28 Su Holmes and Deborah Jermyn discuss reality television as a “fundamentally hybrid” medium that “has shifted over time with the emergence of further permutations in ‘reality-based’ texts”. The women of Shahs of Sunset utilize is medium as cast members to take control of their own stories to re-make their own narratives through their exacting portrayal of their homes and their physical selves. The ability of reality television to play with aesthetics and dramatic structures can seem antithetical to the form’s supposed portrayal of “reality” but in fact shows the power of reality television to highlight how our own realities are not “set” but can be made and re-made (Holmes and Jermyn 2004: 2).
29 Television criticism, especially that of a feminist variety, notes that television can be read as a “textual format” where one engages in a “close reading of programmes for their narrative structure, iconography, symbolic codes, themes, and their solicitation of pleasure, identification, and subjectivity”. I have chosen to employ this same close-reading of Shah of Sunset looking critically at both dialogue and the visual imagery of the show (Brunsdon and Spiegel 2008: 7, 8).
30 Skeggs notes that when using textual analysis to examine how “reality” and “authenticity” are created within a reality television show one examines “character casting, editing, use of music, narrative structures, repeated tropes, time-control, the use of melodrama, the organisation of conflict, the presence of voice-overs”. In Shahs of Sunset the narrative structures and the style of camera confessionals is key to Asa, GG, and MJ’s presentation of their individual stories (Skeggs 2010: 72).
31 Autobiographies and memoirs are part of a specific form of diasporic cultural production called “Iranian exilic memoirs” or “Iranian diasporic memoirs”. Amirpour departs from this trend in her film that features a fictive narrative structure that is almost fantastical with its vampiric main character (Derbel 2017: 108).

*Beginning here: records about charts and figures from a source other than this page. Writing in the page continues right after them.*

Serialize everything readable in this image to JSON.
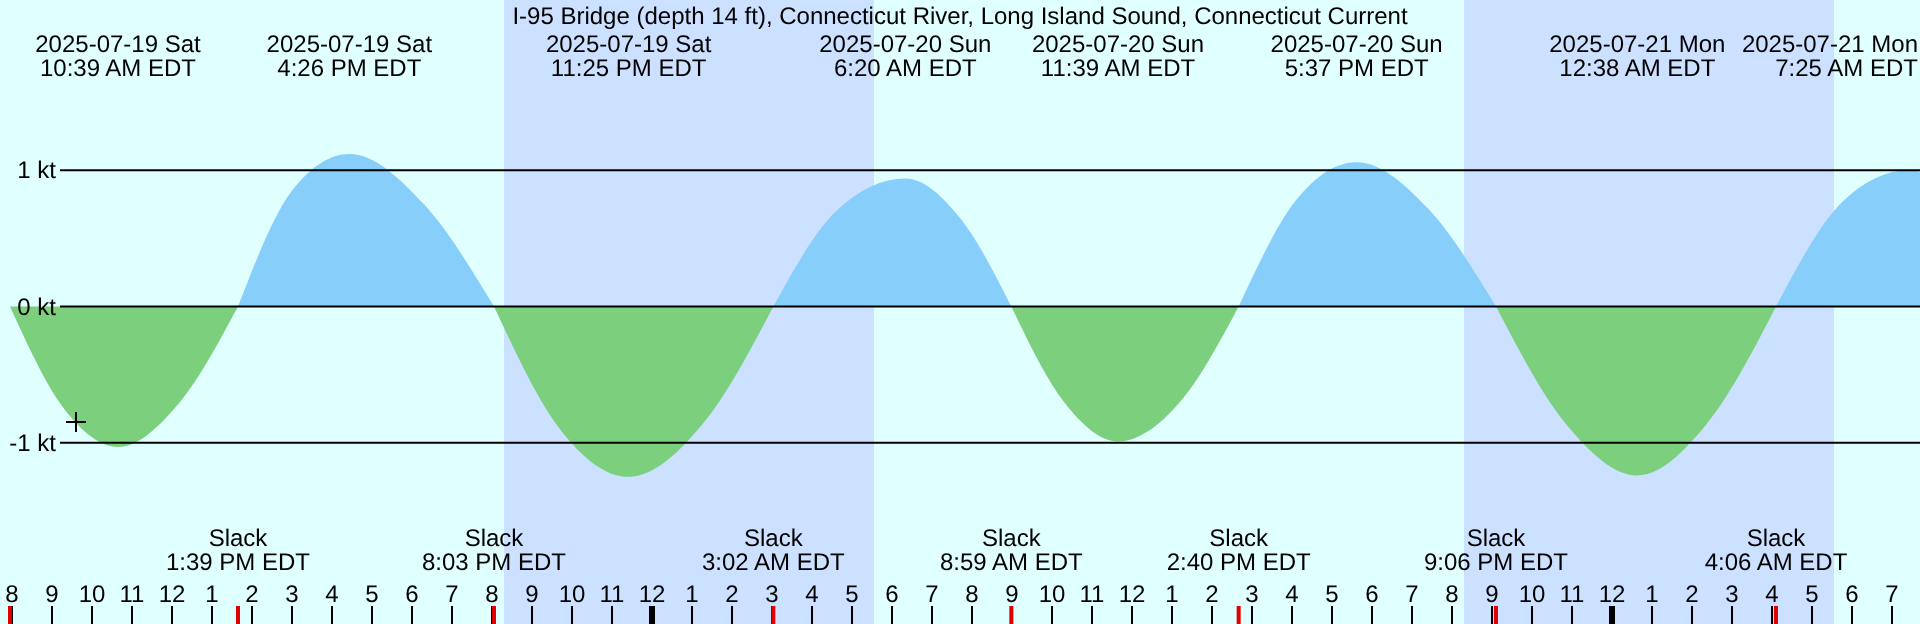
{
  "chart_data": {
    "type": "area",
    "title": "I-95 Bridge (depth 14 ft), Connecticut River, Long Island Sound, Connecticut Current",
    "x": [
      "2025-07-19T07:57",
      "2025-07-19T09:18",
      "2025-07-19T10:39",
      "2025-07-19T12:12",
      "2025-07-19T13:39",
      "2025-07-19T15:00",
      "2025-07-19T16:26",
      "2025-07-19T18:18",
      "2025-07-19T20:03",
      "2025-07-19T21:42",
      "2025-07-19T23:25",
      "2025-07-20T01:18",
      "2025-07-20T03:02",
      "2025-07-20T04:36",
      "2025-07-20T06:20",
      "2025-07-20T07:42",
      "2025-07-20T08:59",
      "2025-07-20T10:18",
      "2025-07-20T11:39",
      "2025-07-20T13:12",
      "2025-07-20T14:40",
      "2025-07-20T16:06",
      "2025-07-20T17:37",
      "2025-07-20T19:24",
      "2025-07-20T21:06",
      "2025-07-20T22:54",
      "2025-07-21T00:38",
      "2025-07-21T02:24",
      "2025-07-21T04:06",
      "2025-07-21T05:48",
      "2025-07-21T07:25",
      "2025-07-21T07:42"
    ],
    "series": [
      {
        "color": "#87cefa",
        "values": [
          null,
          null,
          null,
          null,
          0,
          0.85,
          1.12,
          0.75,
          0,
          null,
          null,
          null,
          0,
          0.7,
          0.94,
          0.65,
          0,
          null,
          null,
          null,
          0,
          0.78,
          1.06,
          0.72,
          0,
          null,
          null,
          null,
          0,
          0.78,
          1.0,
          0.99
        ]
      },
      {
        "color": "#7ccf7c",
        "values": [
          0,
          -0.75,
          -1.03,
          -0.7,
          0,
          null,
          null,
          null,
          0,
          -0.9,
          -1.25,
          -0.85,
          0,
          null,
          null,
          null,
          0,
          -0.7,
          -0.99,
          -0.7,
          0,
          null,
          null,
          null,
          0,
          -0.88,
          -1.24,
          -0.85,
          0,
          null,
          null,
          null
        ]
      }
    ],
    "xlim": [
      "2025-07-19T07:42",
      "2025-07-21T07:42"
    ],
    "xticks": [
      {
        "value": "2025-07-19T08:00",
        "label": "8"
      },
      {
        "value": "2025-07-19T09:00",
        "label": "9"
      },
      {
        "value": "2025-07-19T10:00",
        "label": "10"
      },
      {
        "value": "2025-07-19T11:00",
        "label": "11"
      },
      {
        "value": "2025-07-19T12:00",
        "label": "12"
      },
      {
        "value": "2025-07-19T13:00",
        "label": "1"
      },
      {
        "value": "2025-07-19T14:00",
        "label": "2"
      },
      {
        "value": "2025-07-19T15:00",
        "label": "3"
      },
      {
        "value": "2025-07-19T16:00",
        "label": "4"
      },
      {
        "value": "2025-07-19T17:00",
        "label": "5"
      },
      {
        "value": "2025-07-19T18:00",
        "label": "6"
      },
      {
        "value": "2025-07-19T19:00",
        "label": "7"
      },
      {
        "value": "2025-07-19T20:00",
        "label": "8"
      },
      {
        "value": "2025-07-19T21:00",
        "label": "9"
      },
      {
        "value": "2025-07-19T22:00",
        "label": "10"
      },
      {
        "value": "2025-07-19T23:00",
        "label": "11"
      },
      {
        "value": "2025-07-20T00:00",
        "label": "12"
      },
      {
        "value": "2025-07-20T01:00",
        "label": "1"
      },
      {
        "value": "2025-07-20T02:00",
        "label": "2"
      },
      {
        "value": "2025-07-20T03:00",
        "label": "3"
      },
      {
        "value": "2025-07-20T04:00",
        "label": "4"
      },
      {
        "value": "2025-07-20T05:00",
        "label": "5"
      },
      {
        "value": "2025-07-20T06:00",
        "label": "6"
      },
      {
        "value": "2025-07-20T07:00",
        "label": "7"
      },
      {
        "value": "2025-07-20T08:00",
        "label": "8"
      },
      {
        "value": "2025-07-20T09:00",
        "label": "9"
      },
      {
        "value": "2025-07-20T10:00",
        "label": "10"
      },
      {
        "value": "2025-07-20T11:00",
        "label": "11"
      },
      {
        "value": "2025-07-20T12:00",
        "label": "12"
      },
      {
        "value": "2025-07-20T13:00",
        "label": "1"
      },
      {
        "value": "2025-07-20T14:00",
        "label": "2"
      },
      {
        "value": "2025-07-20T15:00",
        "label": "3"
      },
      {
        "value": "2025-07-20T16:00",
        "label": "4"
      },
      {
        "value": "2025-07-20T17:00",
        "label": "5"
      },
      {
        "value": "2025-07-20T18:00",
        "label": "6"
      },
      {
        "value": "2025-07-20T19:00",
        "label": "7"
      },
      {
        "value": "2025-07-20T20:00",
        "label": "8"
      },
      {
        "value": "2025-07-20T21:00",
        "label": "9"
      },
      {
        "value": "2025-07-20T22:00",
        "label": "10"
      },
      {
        "value": "2025-07-20T23:00",
        "label": "11"
      },
      {
        "value": "2025-07-21T00:00",
        "label": "12"
      },
      {
        "value": "2025-07-21T01:00",
        "label": "1"
      },
      {
        "value": "2025-07-21T02:00",
        "label": "2"
      },
      {
        "value": "2025-07-21T03:00",
        "label": "3"
      },
      {
        "value": "2025-07-21T04:00",
        "label": "4"
      },
      {
        "value": "2025-07-21T05:00",
        "label": "5"
      },
      {
        "value": "2025-07-21T06:00",
        "label": "6"
      },
      {
        "value": "2025-07-21T07:00",
        "label": "7"
      }
    ],
    "ylim": [
      -2.33,
      2.25
    ],
    "yticks": [
      {
        "value": 1,
        "label": "1 kt"
      },
      {
        "value": 0,
        "label": "0 kt"
      },
      {
        "value": -1,
        "label": "-1 kt"
      }
    ],
    "grid": "y",
    "bands": [
      {
        "axis": "x",
        "from": "2025-07-19T20:18",
        "to": "2025-07-20T05:33",
        "color": "#cce0ff"
      },
      {
        "axis": "x",
        "from": "2025-07-20T20:18",
        "to": "2025-07-21T05:33",
        "color": "#cce0ff"
      }
    ],
    "annotations": [
      "2025-07-19 Sat\n10:39 AM EDT",
      "2025-07-19 Sat\n4:26 PM EDT",
      "2025-07-19 Sat\n11:25 PM EDT",
      "2025-07-20 Sun\n6:20 AM EDT",
      "2025-07-20 Sun\n11:39 AM EDT",
      "2025-07-20 Sun\n5:37 PM EDT",
      "2025-07-21 Mon\n12:38 AM EDT",
      "2025-07-21 Mon\n7:25 AM EDT",
      "Slack\n1:39 PM EDT",
      "Slack\n8:03 PM EDT",
      "Slack\n3:02 AM EDT",
      "Slack\n8:59 AM EDT",
      "Slack\n2:40 PM EDT",
      "Slack\n9:06 PM EDT",
      "Slack\n4:06 AM EDT"
    ]
  }
}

32 The film won seven awards out of its twenty-three nominations (IMBd A Girl Walks Home Alone at Night Awards Accessed July 17, 2017).
33 Russell J.A. Kilbourn discusses film as narrativizing and visualizing memory. As stated earlier, the production and manufacturing of shared memories is viewed within the diaspora paradigm as a key factor in creating a shared sense of communal identity. While the diaspora paradigm recognizes that diasporic cultural texts often highlight difference as a point to emphasize their unique diasporic identities, Amirpour’s film upends the rules of memory as she produces a film that not only revels in its difference but in its sense of foreboding unfamiliarity (Kilbourn 2010: 6).

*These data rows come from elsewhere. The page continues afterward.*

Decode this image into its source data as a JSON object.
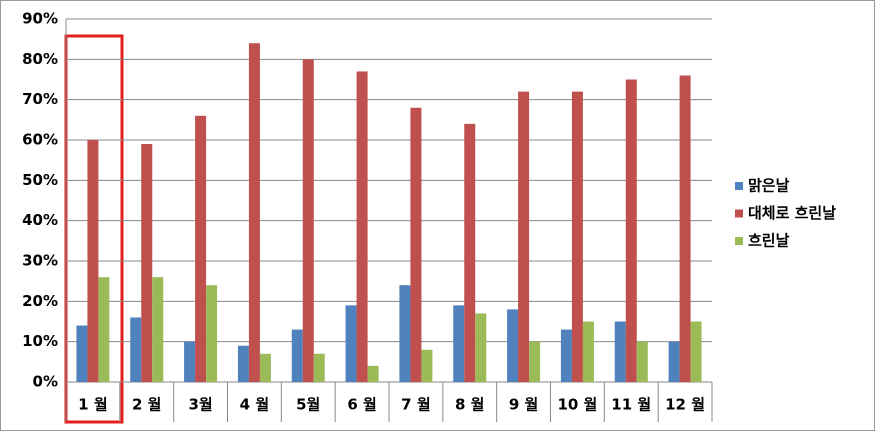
{
  "chart_data": {
    "type": "bar",
    "categories": [
      "1 월",
      "2 월",
      "3월",
      "4 월",
      "5월",
      "6 월",
      "7 월",
      "8 월",
      "9 월",
      "10 월",
      "11 월",
      "12 월"
    ],
    "series": [
      {
        "name": "맑은날",
        "color": "#4f81bd",
        "values": [
          14,
          16,
          10,
          9,
          13,
          19,
          24,
          19,
          18,
          13,
          15,
          10
        ]
      },
      {
        "name": "대체로 흐린날",
        "color": "#c0504d",
        "values": [
          60,
          59,
          66,
          84,
          80,
          77,
          68,
          64,
          72,
          72,
          75,
          76
        ]
      },
      {
        "name": "흐린날",
        "color": "#9bbb59",
        "values": [
          26,
          26,
          24,
          7,
          7,
          4,
          8,
          17,
          10,
          15,
          10,
          15
        ]
      }
    ],
    "ylim": [
      0,
      90
    ],
    "yticks": [
      {
        "value": 0,
        "label": "0%"
      },
      {
        "value": 10,
        "label": "10%"
      },
      {
        "value": 20,
        "label": "20%"
      },
      {
        "value": 30,
        "label": "30%"
      },
      {
        "value": 40,
        "label": "40%"
      },
      {
        "value": 50,
        "label": "50%"
      },
      {
        "value": 60,
        "label": "60%"
      },
      {
        "value": 70,
        "label": "70%"
      },
      {
        "value": 80,
        "label": "80%"
      },
      {
        "value": 90,
        "label": "90%"
      }
    ],
    "grid": true,
    "legend": "right"
  }
}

34 Will Higbee and Song Hwee Lim frame diasporic films as a constant struggle between the national and the marginal: “diasporic or postcolonial film-makers working within the West and are keenly aware of power relations between centre/margin, insider/outsider, as well as the continual negotiation between the global and local that often extends beyond the host/home binary in transnational or diasporic cinema. The films they study are also seen to be characterized by issues of migration, loss and displacement that lead to identities in flux, which, again, challenge the stable and fixed (hegemonic) concept of the national” (Higbee and Lim 2010: 9-10).

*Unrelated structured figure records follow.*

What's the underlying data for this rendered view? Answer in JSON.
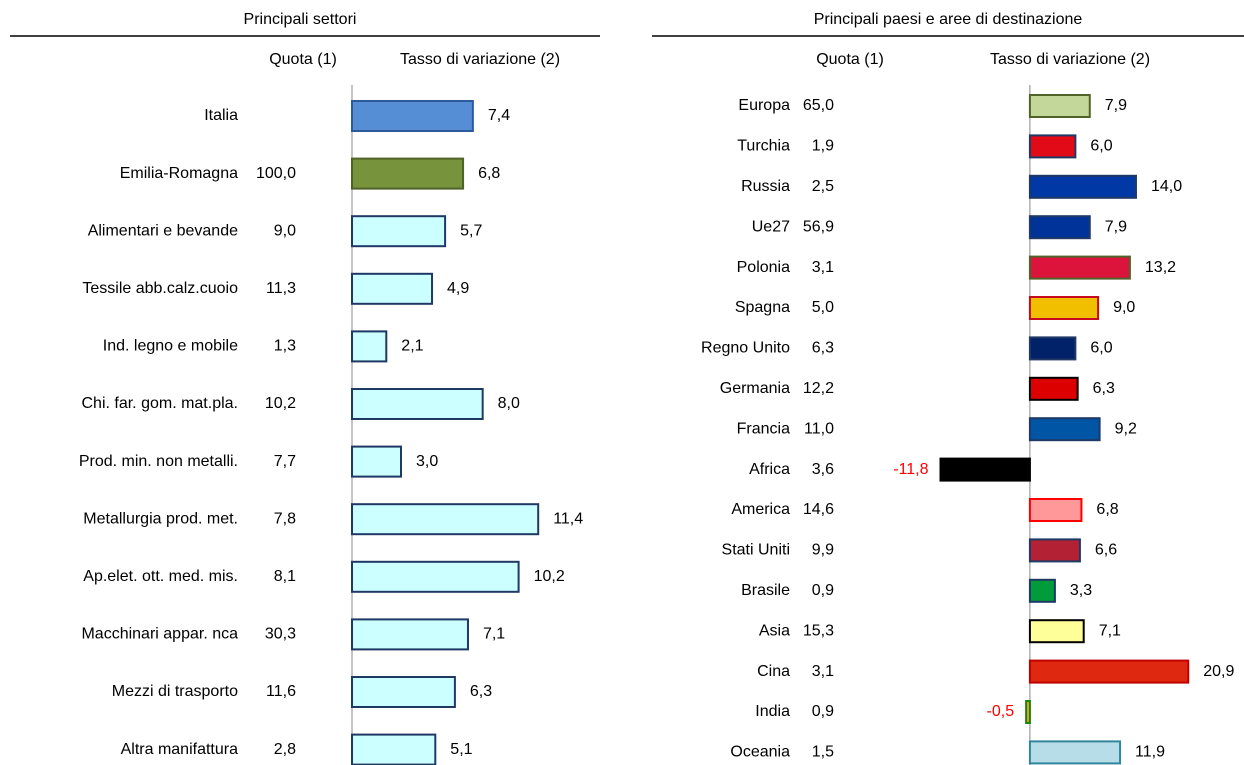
{
  "chart_data": [
    {
      "type": "bar",
      "title": "Principali settori",
      "quota_header": "Quota (1)",
      "change_header": "Tasso di variazione (2)",
      "categories": [
        "Italia",
        "Emilia-Romagna",
        "Alimentari e bevande",
        "Tessile abb.calz.cuoio",
        "Ind. legno e mobile",
        "Chi. far. gom. mat.pla.",
        "Prod. min. non metalli.",
        "Metallurgia prod. met.",
        "Ap.elet. ott. med. mis.",
        "Macchinari appar. nca",
        "Mezzi di trasporto",
        "Altra manifattura"
      ],
      "quota": [
        null,
        "100,0",
        "9,0",
        "11,3",
        "1,3",
        "10,2",
        "7,7",
        "7,8",
        "8,1",
        "30,3",
        "11,6",
        "2,8"
      ],
      "values": [
        7.4,
        6.8,
        5.7,
        4.9,
        2.1,
        8.0,
        3.0,
        11.4,
        10.2,
        7.1,
        6.3,
        5.1
      ],
      "value_labels": [
        "7,4",
        "6,8",
        "5,7",
        "4,9",
        "2,1",
        "8,0",
        "3,0",
        "11,4",
        "10,2",
        "7,1",
        "6,3",
        "5,1"
      ],
      "colors": [
        "#558ed5",
        "#77933c",
        "#ccffff",
        "#ccffff",
        "#ccffff",
        "#ccffff",
        "#ccffff",
        "#ccffff",
        "#ccffff",
        "#ccffff",
        "#ccffff",
        "#ccffff"
      ],
      "stroke_colors": [
        "#2e5a9c",
        "#4f6228",
        "#1f3864",
        "#1f3864",
        "#1f3864",
        "#1f3864",
        "#1f3864",
        "#1f3864",
        "#1f3864",
        "#1f3864",
        "#1f3864",
        "#1f3864"
      ],
      "xlim": [
        0,
        15
      ]
    },
    {
      "type": "bar",
      "title": "Principali paesi e aree di destinazione",
      "quota_header": "Quota (1)",
      "change_header": "Tasso di variazione (2)",
      "categories": [
        "Europa",
        "Turchia",
        "Russia",
        "Ue27",
        "Polonia",
        "Spagna",
        "Regno Unito",
        "Germania",
        "Francia",
        "Africa",
        "America",
        "Stati Uniti",
        "Brasile",
        "Asia",
        "Cina",
        "India",
        "Oceania"
      ],
      "quota": [
        "65,0",
        "1,9",
        "2,5",
        "56,9",
        "3,1",
        "5,0",
        "6,3",
        "12,2",
        "11,0",
        "3,6",
        "14,6",
        "9,9",
        "0,9",
        "15,3",
        "3,1",
        "0,9",
        "1,5"
      ],
      "values": [
        7.9,
        6.0,
        14.0,
        7.9,
        13.2,
        9.0,
        6.0,
        6.3,
        9.2,
        -11.8,
        6.8,
        6.6,
        3.3,
        7.1,
        20.9,
        -0.5,
        11.9
      ],
      "value_labels": [
        "7,9",
        "6,0",
        "14,0",
        "7,9",
        "13,2",
        "9,0",
        "6,0",
        "6,3",
        "9,2",
        "-11,8",
        "6,8",
        "6,6",
        "3,3",
        "7,1",
        "20,9",
        "-0,5",
        "11,9"
      ],
      "colors": [
        "#c4d79b",
        "#e30a17",
        "#0039a6",
        "#003399",
        "#dc143c",
        "#f1bf00",
        "#012169",
        "#dd0000",
        "#0055a4",
        "#000000",
        "#ff9999",
        "#b22234",
        "#009c3b",
        "#ffff99",
        "#de2910",
        "#ff9933",
        "#b7dde8"
      ],
      "stroke_colors": [
        "#4f6228",
        "#1f3864",
        "#1f3864",
        "#1f3864",
        "#4f6228",
        "#c60b1e",
        "#1f3864",
        "#000000",
        "#1f3864",
        "#000000",
        "#ff0000",
        "#1f3864",
        "#1f3864",
        "#000000",
        "#c00000",
        "#138808",
        "#31859c"
      ],
      "xlim": [
        -12,
        21
      ]
    }
  ]
}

35 This dramatic ending scene is reminiscent of the ending of the classic 1967 American film, The Graduate, as Dustin Hoffman and Katherine Ross run away together on a bus, staring ahead at first euphoric and the uncertain of their future. Arash and the girl in the chador express this same joy and uncertainty during their escape for freedom (Amirpour 2014: A Girl Walks Home Alone at Night).